Two notions of memory, history:Heidegger's 1941 seminar Grundbegriffe on ontological difference and the fragment of Anaximander:
Being re-members us into being and about beings, so that everything we encounter, whether experienced as present or past or future, each time first becomes and remains evident as a being through the re-membrance of being. Being thus remembers essentially. Being is itself what re-members, is the proper remembrance.
We must indeed consider that being itself is what remembers, not only something about which we remember, to which we can always return as something already familiar in the sense of Plato's άνάμνησις [anamnesis]... We must perceive that being is not an "object" of possible remembrance for us, but is itself what properly remembers, what allows all awareness of anything that comes into the open as a being.
-Basic Concepts, 55-6 (translation modified)
And W.G. Sebald's (narrator's) account of the Fort Breendonk in Austerlitz:
Even now, when I try to remember them, when I look back at the crab-like plan of Breendonk and read the words of the captions--Former Office, Printing Works, Huts, Jacques Ochs Hall, Solitary Confinement Cell, Mortuary, Relics Store, and Museum--the darkness does not lift but becomes yet heavier as I think how little we can hold in mind, how everything is constantly lapsing into oblivion with every extinguished life, how the world is, as it were, draining itself, in that the history of countless places and objects which themselves have no power of memory is never heard, never described or passed on.
-Austerlitz, 24
In the first, the in- or un-human (what is beyond or outside of the "we" that remembers "about" being--though still having a relationship, of course, to the human... cf. the Letter on Humanism of course) is an activity, a reserve of the possibility of meaningfulness--in the sense that it is what provides or provokes memorialized action and keeps that action within itself as always possible qua action. This does not mean that it is a fullness, or that its meaningfulness is the same as any sense "we" may make of it. This is why being remembers "us," rather than the other way around.
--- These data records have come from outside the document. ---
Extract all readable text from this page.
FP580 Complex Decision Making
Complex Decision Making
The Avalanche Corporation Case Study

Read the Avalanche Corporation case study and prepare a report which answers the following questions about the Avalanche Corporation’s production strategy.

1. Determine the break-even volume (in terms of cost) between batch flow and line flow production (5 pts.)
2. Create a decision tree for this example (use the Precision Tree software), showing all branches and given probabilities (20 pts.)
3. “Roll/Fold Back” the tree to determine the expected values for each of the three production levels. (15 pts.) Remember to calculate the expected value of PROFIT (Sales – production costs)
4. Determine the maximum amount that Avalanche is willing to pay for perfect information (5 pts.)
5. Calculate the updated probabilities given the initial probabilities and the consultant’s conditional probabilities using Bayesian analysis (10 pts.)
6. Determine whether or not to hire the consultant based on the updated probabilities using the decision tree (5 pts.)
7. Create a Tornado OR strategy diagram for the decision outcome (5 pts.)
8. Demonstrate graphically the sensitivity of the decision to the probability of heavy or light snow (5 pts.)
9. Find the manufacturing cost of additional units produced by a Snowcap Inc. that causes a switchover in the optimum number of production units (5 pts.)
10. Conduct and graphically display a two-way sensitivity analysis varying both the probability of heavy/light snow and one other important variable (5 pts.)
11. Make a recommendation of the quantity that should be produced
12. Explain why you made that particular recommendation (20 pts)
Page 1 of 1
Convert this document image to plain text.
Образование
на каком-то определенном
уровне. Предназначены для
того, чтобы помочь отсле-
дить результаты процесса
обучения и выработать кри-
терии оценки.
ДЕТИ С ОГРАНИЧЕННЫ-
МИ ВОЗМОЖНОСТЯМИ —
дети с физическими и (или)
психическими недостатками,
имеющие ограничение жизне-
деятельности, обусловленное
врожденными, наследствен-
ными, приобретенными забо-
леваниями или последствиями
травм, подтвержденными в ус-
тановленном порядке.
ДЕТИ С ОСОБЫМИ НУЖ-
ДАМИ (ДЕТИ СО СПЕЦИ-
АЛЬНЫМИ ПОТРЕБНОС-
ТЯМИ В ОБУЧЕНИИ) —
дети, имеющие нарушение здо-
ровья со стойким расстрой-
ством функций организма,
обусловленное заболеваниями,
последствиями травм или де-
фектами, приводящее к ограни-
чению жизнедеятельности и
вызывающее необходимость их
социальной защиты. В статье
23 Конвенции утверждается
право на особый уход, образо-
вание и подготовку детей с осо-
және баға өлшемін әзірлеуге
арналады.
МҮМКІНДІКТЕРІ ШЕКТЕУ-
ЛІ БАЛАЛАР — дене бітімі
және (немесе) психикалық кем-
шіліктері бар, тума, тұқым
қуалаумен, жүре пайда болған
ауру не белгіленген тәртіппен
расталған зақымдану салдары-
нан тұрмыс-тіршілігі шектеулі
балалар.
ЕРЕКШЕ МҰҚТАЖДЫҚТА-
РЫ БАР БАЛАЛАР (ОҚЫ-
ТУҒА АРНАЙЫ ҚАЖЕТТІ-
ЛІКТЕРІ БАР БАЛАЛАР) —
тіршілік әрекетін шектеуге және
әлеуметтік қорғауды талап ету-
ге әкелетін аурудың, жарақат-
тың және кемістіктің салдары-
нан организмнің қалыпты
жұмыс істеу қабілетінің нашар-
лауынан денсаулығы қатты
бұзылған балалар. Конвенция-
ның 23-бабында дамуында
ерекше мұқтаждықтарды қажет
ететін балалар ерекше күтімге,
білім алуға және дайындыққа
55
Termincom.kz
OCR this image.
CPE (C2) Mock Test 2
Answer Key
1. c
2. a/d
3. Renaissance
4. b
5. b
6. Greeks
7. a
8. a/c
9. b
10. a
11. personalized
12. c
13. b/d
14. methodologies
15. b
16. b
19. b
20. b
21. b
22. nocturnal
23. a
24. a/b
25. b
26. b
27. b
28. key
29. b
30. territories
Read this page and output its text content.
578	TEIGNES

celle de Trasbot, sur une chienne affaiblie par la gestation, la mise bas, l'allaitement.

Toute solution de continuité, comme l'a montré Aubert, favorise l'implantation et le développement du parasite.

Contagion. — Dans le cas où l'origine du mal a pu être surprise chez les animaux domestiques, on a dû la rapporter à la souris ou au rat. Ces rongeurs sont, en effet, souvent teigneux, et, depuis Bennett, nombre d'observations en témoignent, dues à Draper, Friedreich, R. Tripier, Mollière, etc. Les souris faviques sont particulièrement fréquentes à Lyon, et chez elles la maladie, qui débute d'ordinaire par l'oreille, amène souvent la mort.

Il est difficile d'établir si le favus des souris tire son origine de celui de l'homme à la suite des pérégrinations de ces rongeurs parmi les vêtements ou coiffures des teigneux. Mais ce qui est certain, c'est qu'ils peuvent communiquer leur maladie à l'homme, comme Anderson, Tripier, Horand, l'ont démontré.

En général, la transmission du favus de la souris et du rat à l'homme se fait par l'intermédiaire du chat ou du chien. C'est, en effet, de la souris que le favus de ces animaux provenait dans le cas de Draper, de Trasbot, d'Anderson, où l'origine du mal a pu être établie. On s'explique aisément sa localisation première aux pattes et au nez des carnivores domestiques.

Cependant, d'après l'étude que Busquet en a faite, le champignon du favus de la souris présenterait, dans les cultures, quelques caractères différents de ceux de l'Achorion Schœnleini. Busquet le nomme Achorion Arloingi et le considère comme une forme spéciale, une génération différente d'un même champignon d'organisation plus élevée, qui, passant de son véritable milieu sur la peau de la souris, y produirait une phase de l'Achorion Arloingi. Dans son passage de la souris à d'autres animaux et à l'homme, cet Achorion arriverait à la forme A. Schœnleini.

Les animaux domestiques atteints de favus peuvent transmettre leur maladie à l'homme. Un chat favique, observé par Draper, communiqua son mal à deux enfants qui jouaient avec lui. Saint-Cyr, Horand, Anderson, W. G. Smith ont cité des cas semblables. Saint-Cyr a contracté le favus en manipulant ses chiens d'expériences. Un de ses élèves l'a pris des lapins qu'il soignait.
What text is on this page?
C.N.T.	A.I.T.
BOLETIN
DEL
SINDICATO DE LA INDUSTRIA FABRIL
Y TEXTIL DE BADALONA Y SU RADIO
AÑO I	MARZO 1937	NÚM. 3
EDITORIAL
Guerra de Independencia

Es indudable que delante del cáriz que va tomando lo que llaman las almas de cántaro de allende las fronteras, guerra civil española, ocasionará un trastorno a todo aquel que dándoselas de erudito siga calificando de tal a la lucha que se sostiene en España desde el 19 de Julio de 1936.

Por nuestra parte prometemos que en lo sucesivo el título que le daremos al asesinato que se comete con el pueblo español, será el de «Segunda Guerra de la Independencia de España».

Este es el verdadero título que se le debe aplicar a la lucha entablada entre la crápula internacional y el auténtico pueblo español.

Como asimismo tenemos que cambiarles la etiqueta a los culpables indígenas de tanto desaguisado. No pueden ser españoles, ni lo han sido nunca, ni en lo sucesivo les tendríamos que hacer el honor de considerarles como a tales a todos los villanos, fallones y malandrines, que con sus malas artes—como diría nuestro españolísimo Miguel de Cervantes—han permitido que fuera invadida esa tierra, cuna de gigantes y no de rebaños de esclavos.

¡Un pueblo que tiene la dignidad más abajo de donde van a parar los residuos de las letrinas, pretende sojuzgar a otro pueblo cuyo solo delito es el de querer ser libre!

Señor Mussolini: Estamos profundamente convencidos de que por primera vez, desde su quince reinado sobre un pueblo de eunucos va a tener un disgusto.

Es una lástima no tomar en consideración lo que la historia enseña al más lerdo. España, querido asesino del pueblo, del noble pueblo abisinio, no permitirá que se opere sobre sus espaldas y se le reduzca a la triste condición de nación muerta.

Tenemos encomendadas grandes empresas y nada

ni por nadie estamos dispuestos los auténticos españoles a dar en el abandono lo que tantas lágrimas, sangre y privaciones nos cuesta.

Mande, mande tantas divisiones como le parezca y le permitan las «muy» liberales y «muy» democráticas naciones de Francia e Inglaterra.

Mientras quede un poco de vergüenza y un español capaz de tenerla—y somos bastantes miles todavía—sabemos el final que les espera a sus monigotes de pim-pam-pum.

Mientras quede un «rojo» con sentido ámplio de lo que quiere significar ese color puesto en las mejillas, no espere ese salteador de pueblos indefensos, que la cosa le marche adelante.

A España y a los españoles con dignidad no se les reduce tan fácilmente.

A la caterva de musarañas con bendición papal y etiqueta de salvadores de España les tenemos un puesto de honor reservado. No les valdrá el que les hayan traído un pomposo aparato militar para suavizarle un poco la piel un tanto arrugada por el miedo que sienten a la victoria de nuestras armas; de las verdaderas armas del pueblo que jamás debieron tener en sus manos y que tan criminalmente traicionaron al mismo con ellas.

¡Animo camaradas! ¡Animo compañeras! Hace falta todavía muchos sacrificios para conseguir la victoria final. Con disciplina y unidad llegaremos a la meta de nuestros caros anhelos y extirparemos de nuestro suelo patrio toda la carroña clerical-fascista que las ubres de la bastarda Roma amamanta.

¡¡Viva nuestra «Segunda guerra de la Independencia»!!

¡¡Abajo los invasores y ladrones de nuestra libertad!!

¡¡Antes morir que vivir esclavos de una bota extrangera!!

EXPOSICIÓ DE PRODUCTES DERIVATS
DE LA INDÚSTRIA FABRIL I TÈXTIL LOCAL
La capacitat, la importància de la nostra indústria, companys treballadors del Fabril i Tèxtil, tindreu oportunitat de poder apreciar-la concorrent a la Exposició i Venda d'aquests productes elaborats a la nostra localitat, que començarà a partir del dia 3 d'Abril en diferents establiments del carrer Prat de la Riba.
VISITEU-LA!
But, nevertheless, the stress is not upon the opposite phenomenon which Sebald describes. This is, one could say, the other side of what Heidegger proposes. And yet it is coming from and ultimately returns to a totally different relation to memory and to history. The pressure of that limited nature of what the "we" can remember--this is not some failure to "go beyond," to plunge into the activity or respond to its call. Nor--and this is the more crucial point--is this pressure a function of the decay of the possibility of going beyond the human, into the inuman, into the process of remembrance that is not just about being but that is itself being remembering. In short: the fact that we can only hold so little in our mind, that our memory is not just finite but is not even nearly adequate for the mass of historical meaning that is out there--all this is not just a reflection of how the possibility of being remembered by being is less possible in certain conditions, as Heidegger would say. There is not a devolution or decay of this possibility here, caused by a modernity. It is because Sebald's narrator fundamentally has more respect for what, while not reducible to being human, still falls within the sphere of its everyday activity: that is, the everyday human potentials themselves. This narrator lives in the everyday--and it is here that the significance of his remembering and forgetting lie--not, ultimately (though they may depend on it), in this post-human remembrance that is part of being.
However, there is a commonality about both these statements: the finitude or limitedness of the human mind is due to the fact that there is so much "out there," in the world, and that this world comes at us as something to be remembered. In short, it is because history is also in things, is encrusted or deposited in their walls, foundations, ornaments.